Sunday, April 15, 2018

Belated Anniversary Celebration at Izakaya Sankyu

It was our anniversary a little over a week ago, but with everyone not feeling well, we decided to hold off on going out to dinner to celebrate until today.

We went to one of our favorite Japanese restaurants, Izakaya Sankyu, where we first went last year for Mother's Day.

The fun part of going to an izakaya is ordering a variety of food. Kai loves gyoza (pan-fried dumplings) so we had to order that. We also ordered fried oysters, mushrooms, yakitori (skewered chicken), karaage (Japanese fried chicken), chicken wings, kalbi beef, and tako yaki (ball-shape snack made with batter and filled with octopus), among others.

We could tell that Kai was feeling better as his appetite returned. We had to fight him off for the gyoza, mushrooms, oysters, and beef, especially.

We filled up, but had a little room left for dessert: green tea ice cream with kinako mochi.

Everything was yummy!

Hard to believe that we have been a family for 11 years now... my how time flies!

Saturday, April 7, 2018

Kai's Latest Creation: Lickilicky

We ended our spring break trip last weekend with Kai starting to get sick again. Since then he got a lot worse as he was coughing a lot and feeling miserable throughout the week. He missed school every day so, including spring break, it has been three weeks since he has been in class.

While sick, he did not go swimming, of course, and did not feel like making his YouTube videos, but did do a lot of sewing and worked on his latest creation.

This character is a Pokémon called Lickilicky.

One distinguishing feature of Lickilicky is a long tongue.

Kai finished up Lickilicky today.

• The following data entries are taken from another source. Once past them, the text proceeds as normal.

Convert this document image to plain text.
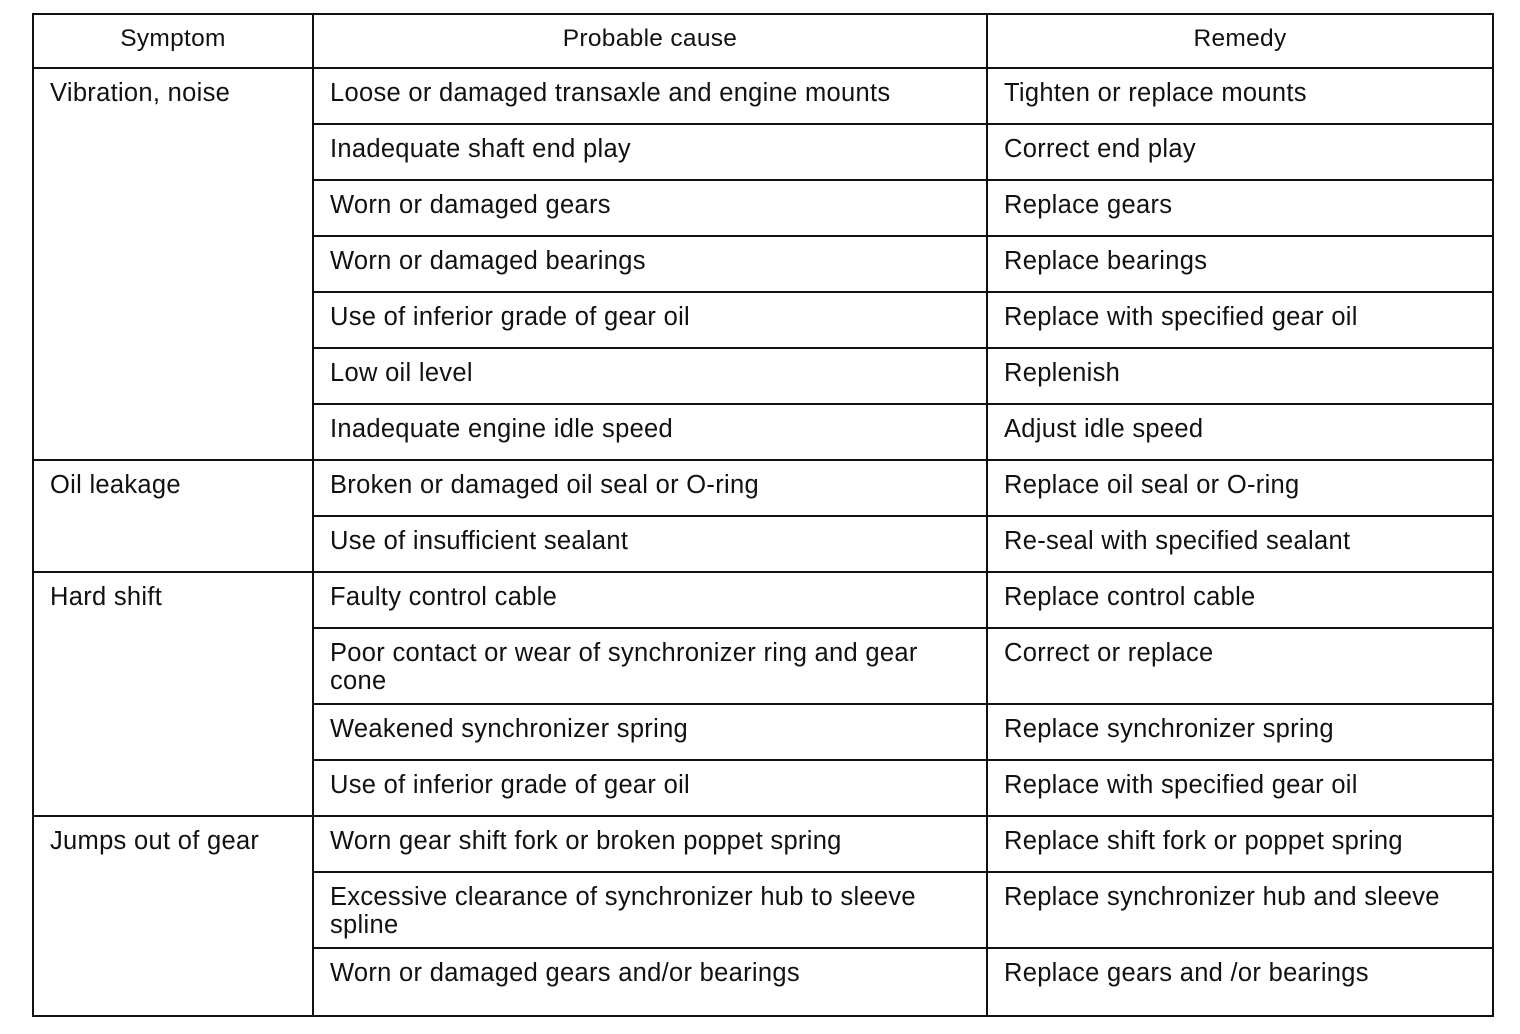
Symptom	Probable cause	Remedy
Vibration, noise	Loose or damaged transaxle and engine mounts	Tighten or replace mounts
	Inadequate shaft end play	Correct end play
	Worn or damaged gears	Replace gears
	Worn or damaged bearings	Replace bearings
	Use of inferior grade of gear oil	Replace with specified gear oil
	Low oil level	Replenish
	Inadequate engine idle speed	Adjust idle speed
Oil leakage	Broken or damaged oil seal or O-ring	Replace oil seal or O-ring
	Use of insufficient sealant	Re-seal with specified sealant
Hard shift	Faulty control cable	Replace control cable
	Poor contact or wear of synchronizer ring and gear cone	Correct or replace
	Weakened synchronizer spring	Replace synchronizer spring
	Use of inferior grade of gear oil	Replace with specified gear oil
Jumps out of gear	Worn gear shift fork or broken poppet spring	Replace shift fork or poppet spring
	Excessive clearance of synchronizer hub to sleeve spline	Replace synchronizer hub and sleeve
	Worn or damaged gears and/or bearings	Replace gears and /or bearings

I think his creations get better and better.

Kai is coughing less and talking more this weekend so hopefully we will finally be back in school on Monday.

Sunday, April 1, 2018

2018 Spring Vacation - Last Few Hours in D.C.

We started out our trip with Kai just getting over being sick. My wife then was sick throughout most of the vacation. And now, on our last day, we're coming full circle as Kai is back to coughing a lot just as my wife is starting to feel a little better.

We had the morning in D.C. to see something before having to head to the airport in the afternoon. Kai wanted to go back to the Museum of Natural History to take in some of the things we did not have time for yesterday. The Smithsonian museums do not have an entry fee so it is conducive for short visits and taking in a little at a time. If we had had to pay to get in, we may not have gone so late in the day yesterday when we knew we had only a couple of hours, nor this morning when we had even less time.

The section of the museum we went to first was a place where they had drawers of collections that visitors can see and touch. It included everything from fossils to preserved animals; from pressed plants to minerals, and more.

There were over 200 drawers in all.

Kai opened and looked through every single one.

By the time he was done, we had only a little time to see a few other things.

Before we left, Kai wanted to show Mom the Hope Diamond. As yesterday, there was a big crowd gathered around the display case.

And then it was time to go to the airport where we had lunch.

Our return flight was very uneventful and we made it home safely.

The ends of vacations are always a mix of emotions. But this time we're especially tired and happy to be home, and looking forward to sleeping in our own bed.